As described above, the present invention includes a sealing device that is in sliding contact with both surfaces of a rotating cylindrical core to seal between two fluids that participate in heat exchange, and the sealing device is in sliding contact with the core. A rotary heat storage device comprising a sealing member, a holder for the sealing member, and a sealing plate provided between the holder and a casing, and configured to press the sealing member against the core due to a pressure difference between the two fluids. In the type heat exchanger,
The sealing plate is formed of a highly flexible annular flat foil-like membrane, and a gap is provided between the outer end of the annular flat foil membrane attached to the casing and the outer end thereof.
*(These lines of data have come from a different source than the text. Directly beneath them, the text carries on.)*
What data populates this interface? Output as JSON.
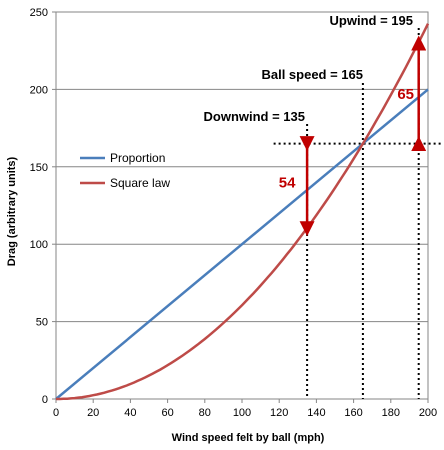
{
  "chart_data": {
    "type": "line",
    "xlabel": "Wind speed felt by ball (mph)",
    "ylabel": "Drag (arbitrary units)",
    "xlim": [
      0,
      200
    ],
    "ylim": [
      0,
      250
    ],
    "x_ticks": [
      "0",
      "20",
      "40",
      "60",
      "80",
      "100",
      "120",
      "140",
      "160",
      "180",
      "200"
    ],
    "y_ticks": [
      "0",
      "50",
      "100",
      "150",
      "200",
      "250"
    ],
    "grid": "horizontal",
    "legend_position": "left",
    "series": [
      {
        "name": "Proportion",
        "color": "#4a7ebb",
        "x": [
          0,
          200
        ],
        "y": [
          0,
          200
        ]
      },
      {
        "name": "Square law",
        "color": "#be4b48",
        "x": [
          0,
          20,
          40,
          60,
          80,
          100,
          120,
          135,
          150,
          165,
          180,
          195,
          200
        ],
        "y": [
          0,
          2,
          8,
          18,
          32,
          50,
          72,
          110,
          136,
          165,
          196,
          230,
          242
        ]
      }
    ],
    "annotations": [
      {
        "label": "Downwind = 135",
        "x": 135
      },
      {
        "label": "Ball speed = 165",
        "x": 165
      },
      {
        "label": "Upwind = 195",
        "x": 195
      }
    ],
    "reference_level": 165,
    "differences": [
      {
        "label": "54",
        "x": 135,
        "from": 165,
        "to": 110
      },
      {
        "label": "65",
        "x": 195,
        "from": 165,
        "to": 230
      }
    ],
    "accent_color": "#c00000"
  }
}
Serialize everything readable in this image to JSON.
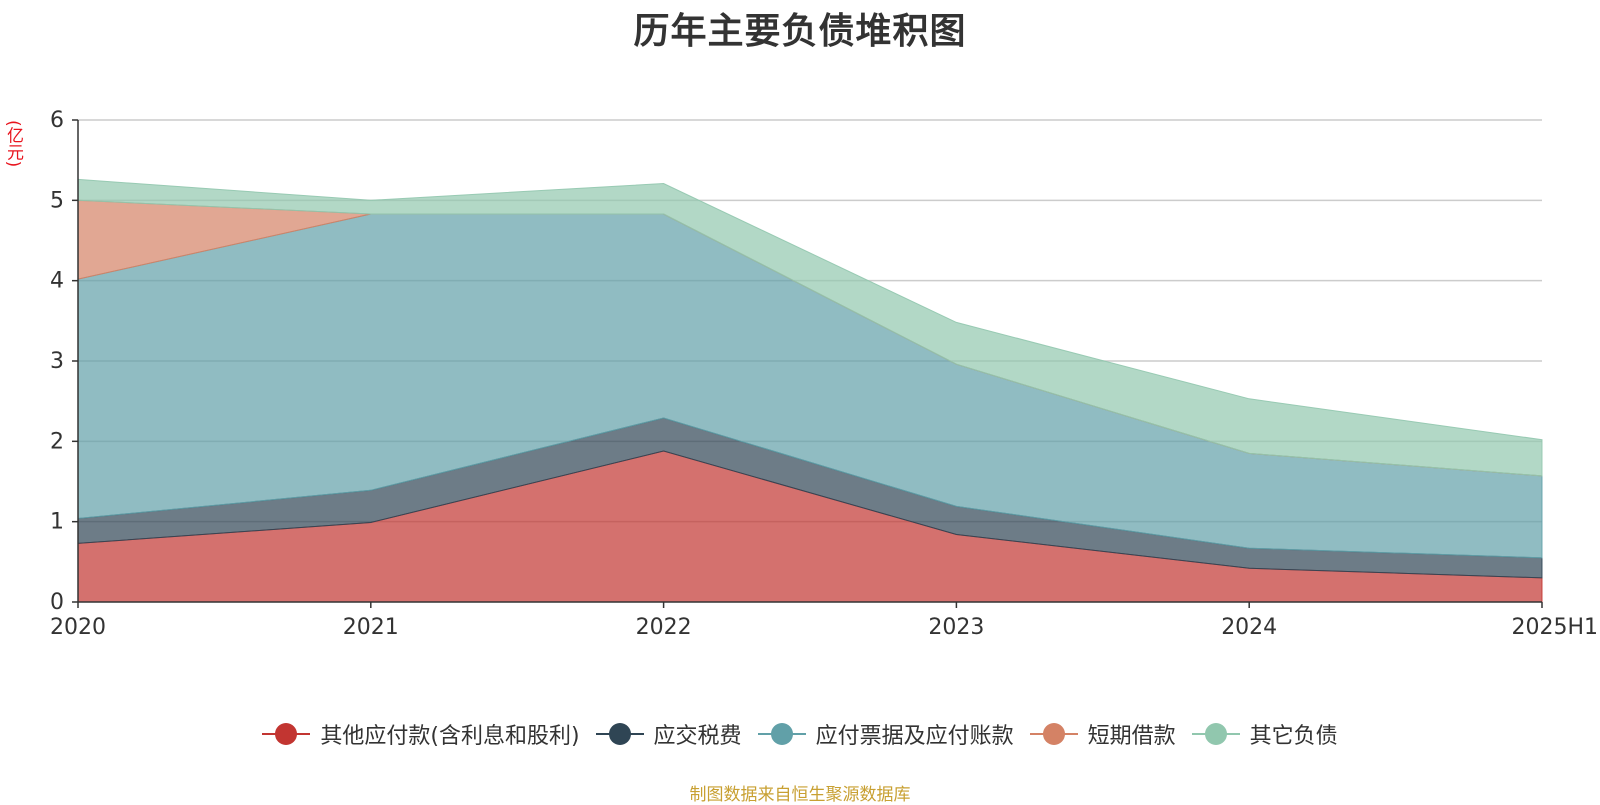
{
  "chart_data": {
    "type": "area",
    "stacked": true,
    "title": "历年主要负债堆积图",
    "unit": "(亿元)",
    "categories": [
      "2020",
      "2021",
      "2022",
      "2023",
      "2024",
      "2025H1"
    ],
    "ylim": [
      0,
      6
    ],
    "yticks": [
      "0",
      "1",
      "2",
      "3",
      "4",
      "5",
      "6"
    ],
    "grid": true,
    "legend_position": "bottom",
    "series": [
      {
        "name": "其他应付款(含利息和股利)",
        "color": "#c23531",
        "values": [
          0.73,
          0.99,
          1.88,
          0.84,
          0.42,
          0.3
        ]
      },
      {
        "name": "应交税费",
        "color": "#2f4554",
        "values": [
          0.31,
          0.4,
          0.41,
          0.35,
          0.25,
          0.25
        ]
      },
      {
        "name": "应付票据及应付账款",
        "color": "#61a0a8",
        "values": [
          2.98,
          3.44,
          2.54,
          1.77,
          1.18,
          1.02
        ]
      },
      {
        "name": "短期借款",
        "color": "#d48265",
        "values": [
          0.98,
          0.0,
          0.0,
          0.0,
          0.0,
          0.0
        ]
      },
      {
        "name": "其它负债",
        "color": "#91c7ae",
        "values": [
          0.26,
          0.17,
          0.38,
          0.52,
          0.68,
          0.45
        ]
      }
    ]
  },
  "source_note": "制图数据来自恒生聚源数据库"
}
The elastic body is sandwiched between a foil-shaped elastic body and a pressure transmitting surface of the holder together with a spacer provided, and the elastic body is brought into surface contact with the outer end of the membrane body while its elastic force is Since the outer end portion is pressed against the pressure receiving and transmitting surface, the pressure difference of the fluid is not only transmitted as a uniform pressing force to the pressure transmitting surface of the seal sliding member holder via the membrane body, but also Since the holding structure at the outer peripheral edge of the membrane body does not restrict the degree of freedom in the plane direction, leakage from the entire sealing device can be controlled through this membrane body regardless of the deformation of the membrane body. .

Furthermore, the leakage path at the outer peripheral end of the membrane bypasses the two overlapping pressing surfaces, thereby increasing the leakage control effect in this area.
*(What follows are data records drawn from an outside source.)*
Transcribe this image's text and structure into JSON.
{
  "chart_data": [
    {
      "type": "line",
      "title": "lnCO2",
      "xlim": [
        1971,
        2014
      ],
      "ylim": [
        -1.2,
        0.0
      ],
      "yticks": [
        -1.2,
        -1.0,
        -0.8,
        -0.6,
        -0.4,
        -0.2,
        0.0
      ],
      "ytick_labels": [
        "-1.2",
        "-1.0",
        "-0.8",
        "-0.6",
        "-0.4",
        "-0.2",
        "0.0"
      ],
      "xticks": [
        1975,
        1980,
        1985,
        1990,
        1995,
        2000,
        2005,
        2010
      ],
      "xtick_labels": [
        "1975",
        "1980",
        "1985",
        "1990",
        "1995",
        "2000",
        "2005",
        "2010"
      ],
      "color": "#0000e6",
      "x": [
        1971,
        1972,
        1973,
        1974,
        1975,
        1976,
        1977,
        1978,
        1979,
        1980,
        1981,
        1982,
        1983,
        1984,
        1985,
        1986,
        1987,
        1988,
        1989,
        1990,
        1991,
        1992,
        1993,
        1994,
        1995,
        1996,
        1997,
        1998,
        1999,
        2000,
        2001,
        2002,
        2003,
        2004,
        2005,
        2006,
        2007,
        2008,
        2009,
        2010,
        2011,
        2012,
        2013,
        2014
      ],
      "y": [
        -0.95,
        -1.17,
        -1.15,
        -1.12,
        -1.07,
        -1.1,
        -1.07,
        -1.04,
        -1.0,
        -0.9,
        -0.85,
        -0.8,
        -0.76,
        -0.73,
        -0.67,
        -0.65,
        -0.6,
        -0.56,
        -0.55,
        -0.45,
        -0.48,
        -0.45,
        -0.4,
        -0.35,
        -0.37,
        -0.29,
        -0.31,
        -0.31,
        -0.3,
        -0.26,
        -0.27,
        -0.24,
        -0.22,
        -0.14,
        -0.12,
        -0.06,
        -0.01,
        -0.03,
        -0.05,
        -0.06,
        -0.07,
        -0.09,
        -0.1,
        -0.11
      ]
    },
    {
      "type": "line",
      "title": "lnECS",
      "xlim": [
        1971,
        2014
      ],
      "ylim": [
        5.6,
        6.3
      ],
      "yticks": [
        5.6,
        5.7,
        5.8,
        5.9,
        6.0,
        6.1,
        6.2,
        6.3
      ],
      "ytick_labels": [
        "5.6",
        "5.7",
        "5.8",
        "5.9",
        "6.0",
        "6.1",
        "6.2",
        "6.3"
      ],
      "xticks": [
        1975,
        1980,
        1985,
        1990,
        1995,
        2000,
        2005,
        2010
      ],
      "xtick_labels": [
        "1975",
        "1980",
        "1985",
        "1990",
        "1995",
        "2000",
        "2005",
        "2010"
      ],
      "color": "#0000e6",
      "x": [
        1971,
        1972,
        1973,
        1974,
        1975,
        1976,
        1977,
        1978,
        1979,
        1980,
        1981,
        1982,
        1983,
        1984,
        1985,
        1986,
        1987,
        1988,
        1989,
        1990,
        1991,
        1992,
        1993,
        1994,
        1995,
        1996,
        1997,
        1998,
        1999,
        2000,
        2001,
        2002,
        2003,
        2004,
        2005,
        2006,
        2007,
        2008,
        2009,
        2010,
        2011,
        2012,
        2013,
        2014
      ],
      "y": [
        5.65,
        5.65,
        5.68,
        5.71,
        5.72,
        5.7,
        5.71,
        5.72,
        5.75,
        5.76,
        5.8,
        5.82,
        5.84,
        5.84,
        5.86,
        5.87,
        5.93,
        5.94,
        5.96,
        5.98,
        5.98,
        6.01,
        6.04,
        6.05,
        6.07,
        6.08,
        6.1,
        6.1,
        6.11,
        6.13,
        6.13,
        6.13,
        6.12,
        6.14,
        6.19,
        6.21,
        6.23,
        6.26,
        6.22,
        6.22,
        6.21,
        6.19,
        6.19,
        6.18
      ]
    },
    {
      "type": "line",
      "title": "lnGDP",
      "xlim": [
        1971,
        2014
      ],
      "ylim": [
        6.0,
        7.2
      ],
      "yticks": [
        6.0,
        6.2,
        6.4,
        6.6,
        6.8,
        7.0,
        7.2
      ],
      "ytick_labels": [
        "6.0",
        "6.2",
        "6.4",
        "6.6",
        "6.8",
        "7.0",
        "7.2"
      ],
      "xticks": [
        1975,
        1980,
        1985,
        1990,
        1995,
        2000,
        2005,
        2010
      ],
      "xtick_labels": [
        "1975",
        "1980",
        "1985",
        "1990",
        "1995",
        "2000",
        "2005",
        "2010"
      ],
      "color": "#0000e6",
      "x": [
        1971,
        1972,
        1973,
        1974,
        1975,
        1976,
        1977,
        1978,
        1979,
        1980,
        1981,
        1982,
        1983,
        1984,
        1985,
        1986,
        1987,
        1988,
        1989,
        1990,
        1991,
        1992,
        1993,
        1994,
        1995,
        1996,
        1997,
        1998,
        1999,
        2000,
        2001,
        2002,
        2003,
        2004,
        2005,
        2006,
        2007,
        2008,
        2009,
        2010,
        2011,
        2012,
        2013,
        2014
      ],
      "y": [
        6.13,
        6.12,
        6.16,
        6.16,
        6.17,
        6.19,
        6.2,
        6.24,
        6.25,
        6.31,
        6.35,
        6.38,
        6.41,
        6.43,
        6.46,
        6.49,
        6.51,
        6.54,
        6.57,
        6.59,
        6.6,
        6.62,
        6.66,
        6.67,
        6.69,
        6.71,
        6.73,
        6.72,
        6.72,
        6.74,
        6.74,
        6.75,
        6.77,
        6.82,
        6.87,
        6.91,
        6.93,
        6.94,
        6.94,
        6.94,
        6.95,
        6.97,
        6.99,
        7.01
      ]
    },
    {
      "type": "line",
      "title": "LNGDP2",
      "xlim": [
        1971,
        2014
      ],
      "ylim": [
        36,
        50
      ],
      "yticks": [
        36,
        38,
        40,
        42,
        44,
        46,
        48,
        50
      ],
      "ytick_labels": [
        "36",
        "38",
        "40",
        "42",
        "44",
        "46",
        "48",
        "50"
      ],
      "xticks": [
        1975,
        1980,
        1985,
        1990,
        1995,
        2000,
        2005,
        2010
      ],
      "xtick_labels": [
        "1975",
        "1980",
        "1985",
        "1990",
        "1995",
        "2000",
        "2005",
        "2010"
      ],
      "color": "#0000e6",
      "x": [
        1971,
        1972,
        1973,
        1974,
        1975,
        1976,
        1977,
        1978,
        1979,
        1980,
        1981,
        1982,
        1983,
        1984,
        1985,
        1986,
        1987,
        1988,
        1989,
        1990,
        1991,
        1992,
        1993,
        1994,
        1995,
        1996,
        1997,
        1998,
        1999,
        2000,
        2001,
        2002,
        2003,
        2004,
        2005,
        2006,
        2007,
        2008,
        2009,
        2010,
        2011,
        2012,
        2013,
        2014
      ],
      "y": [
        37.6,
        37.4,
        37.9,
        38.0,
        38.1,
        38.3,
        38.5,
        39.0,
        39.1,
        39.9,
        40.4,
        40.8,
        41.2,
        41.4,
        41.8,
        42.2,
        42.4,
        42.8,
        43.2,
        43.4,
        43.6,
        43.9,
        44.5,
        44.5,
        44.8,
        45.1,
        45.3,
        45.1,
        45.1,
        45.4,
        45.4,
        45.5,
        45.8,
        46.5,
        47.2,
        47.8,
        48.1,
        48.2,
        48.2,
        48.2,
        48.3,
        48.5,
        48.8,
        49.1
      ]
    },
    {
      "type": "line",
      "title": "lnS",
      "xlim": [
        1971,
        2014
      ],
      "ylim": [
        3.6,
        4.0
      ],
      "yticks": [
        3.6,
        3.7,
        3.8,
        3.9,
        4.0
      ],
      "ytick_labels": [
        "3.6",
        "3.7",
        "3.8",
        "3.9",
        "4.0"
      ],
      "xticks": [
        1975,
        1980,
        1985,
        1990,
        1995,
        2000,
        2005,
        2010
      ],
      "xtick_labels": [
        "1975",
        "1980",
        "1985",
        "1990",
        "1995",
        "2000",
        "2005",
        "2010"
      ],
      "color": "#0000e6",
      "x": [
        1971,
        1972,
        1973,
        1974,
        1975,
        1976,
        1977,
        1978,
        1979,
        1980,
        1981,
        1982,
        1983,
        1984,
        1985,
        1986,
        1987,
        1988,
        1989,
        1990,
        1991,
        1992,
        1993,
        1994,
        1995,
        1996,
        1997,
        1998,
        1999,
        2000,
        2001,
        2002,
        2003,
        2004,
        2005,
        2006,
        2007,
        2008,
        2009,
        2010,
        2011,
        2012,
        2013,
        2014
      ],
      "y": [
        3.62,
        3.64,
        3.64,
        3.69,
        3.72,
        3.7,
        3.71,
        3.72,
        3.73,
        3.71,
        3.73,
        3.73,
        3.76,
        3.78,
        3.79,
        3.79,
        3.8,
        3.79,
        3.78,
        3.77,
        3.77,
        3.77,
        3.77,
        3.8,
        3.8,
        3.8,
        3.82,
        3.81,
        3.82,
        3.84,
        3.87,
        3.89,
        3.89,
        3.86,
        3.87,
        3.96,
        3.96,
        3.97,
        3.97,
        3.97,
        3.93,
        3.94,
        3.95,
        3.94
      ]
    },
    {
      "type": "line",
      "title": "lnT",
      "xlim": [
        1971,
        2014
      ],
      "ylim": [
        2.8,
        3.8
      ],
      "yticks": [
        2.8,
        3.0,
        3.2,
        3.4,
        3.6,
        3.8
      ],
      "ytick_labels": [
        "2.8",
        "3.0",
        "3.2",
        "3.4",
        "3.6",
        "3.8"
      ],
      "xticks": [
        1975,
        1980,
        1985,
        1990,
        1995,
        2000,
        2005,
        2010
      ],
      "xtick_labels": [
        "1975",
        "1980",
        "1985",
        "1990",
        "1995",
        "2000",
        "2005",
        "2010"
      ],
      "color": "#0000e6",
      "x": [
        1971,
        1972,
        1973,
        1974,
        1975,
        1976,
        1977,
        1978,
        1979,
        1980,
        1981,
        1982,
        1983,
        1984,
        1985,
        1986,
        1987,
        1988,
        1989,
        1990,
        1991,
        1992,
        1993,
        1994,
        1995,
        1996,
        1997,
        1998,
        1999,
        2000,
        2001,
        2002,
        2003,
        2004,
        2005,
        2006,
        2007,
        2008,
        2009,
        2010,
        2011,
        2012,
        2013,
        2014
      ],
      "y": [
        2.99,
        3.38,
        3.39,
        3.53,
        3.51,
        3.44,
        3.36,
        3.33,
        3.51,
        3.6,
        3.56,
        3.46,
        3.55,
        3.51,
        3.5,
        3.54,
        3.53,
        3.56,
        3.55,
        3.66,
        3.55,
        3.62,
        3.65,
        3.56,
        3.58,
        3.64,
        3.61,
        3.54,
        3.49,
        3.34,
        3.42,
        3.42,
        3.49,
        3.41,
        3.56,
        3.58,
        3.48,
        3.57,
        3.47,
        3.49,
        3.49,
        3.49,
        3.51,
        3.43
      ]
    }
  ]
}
[Brief explanation of drawings]

Figure 1 is a cross-sectional view schematically showing an example of the configuration of a conventional rotary regenerative heat exchanger, Figure 2A is a cross-sectional view showing an example of the configuration of its sealing device, and Figure 2B is Figure 2A. FIG. 3 is a cross-sectional view showing the structure of a sealing device according to another embodiment of the present invention. 1... Core, 1A... Channel, 1B... Sliding surface,
2...Ring gear, 3...Gas passage, 4...Exhaust passage, 5, 6...Air passage, 7A, 7B, 9A,
9B... Seal member, 8... Spring, 10...
...Casing, 20...Space, 21...Exhaust passage, 22...Thin plate, 23...Plate, 22A,
23A...slit, 22B...peripheral end, 24...
...Casing, 25...Spacer, 26...Bolt, 27...Sealing member, 28...Holder, 33
...Membrane body holder, 34...Duct, 35...Membrane body fixing plate, 36...Holder, 37...Retainer, 4
2... Membrane body, 42B... End, 43... Pressure receiving plate, 44... Elastic body, 45... Bolt, 46...
…Spacer.

Claims (1)

[Claims] 1. A sealing device that is in sliding contact with both sides of a rotating cylindrical core and seals between two fluids that participate in heat exchange, and the sealing device includes a sealing member that is in sliding contact with the core, a holder for the sealing member, and the holder. and a sealing plate provided between the sealing plate and the casing, in which the sealing member is pressed against the core by a pressure difference between the two fluids. It is formed of a highly flexible, annular, flat foil-like membrane body, and a gap is provided between the outer end of the annular, flat foil-like membrane attached to the casing, and the outer end thereof. The elastic body is sandwiched between a foil-shaped elastic body and a pressure transmitting surface of the holder together with a spacer, and while the elastic body is brought into surface contact with the outer end of the membrane body, its elastic force is applied to the outer end. A rotary regenerative heat exchanger, characterized in that: is pressed against the pressure receiving and transmitting surface.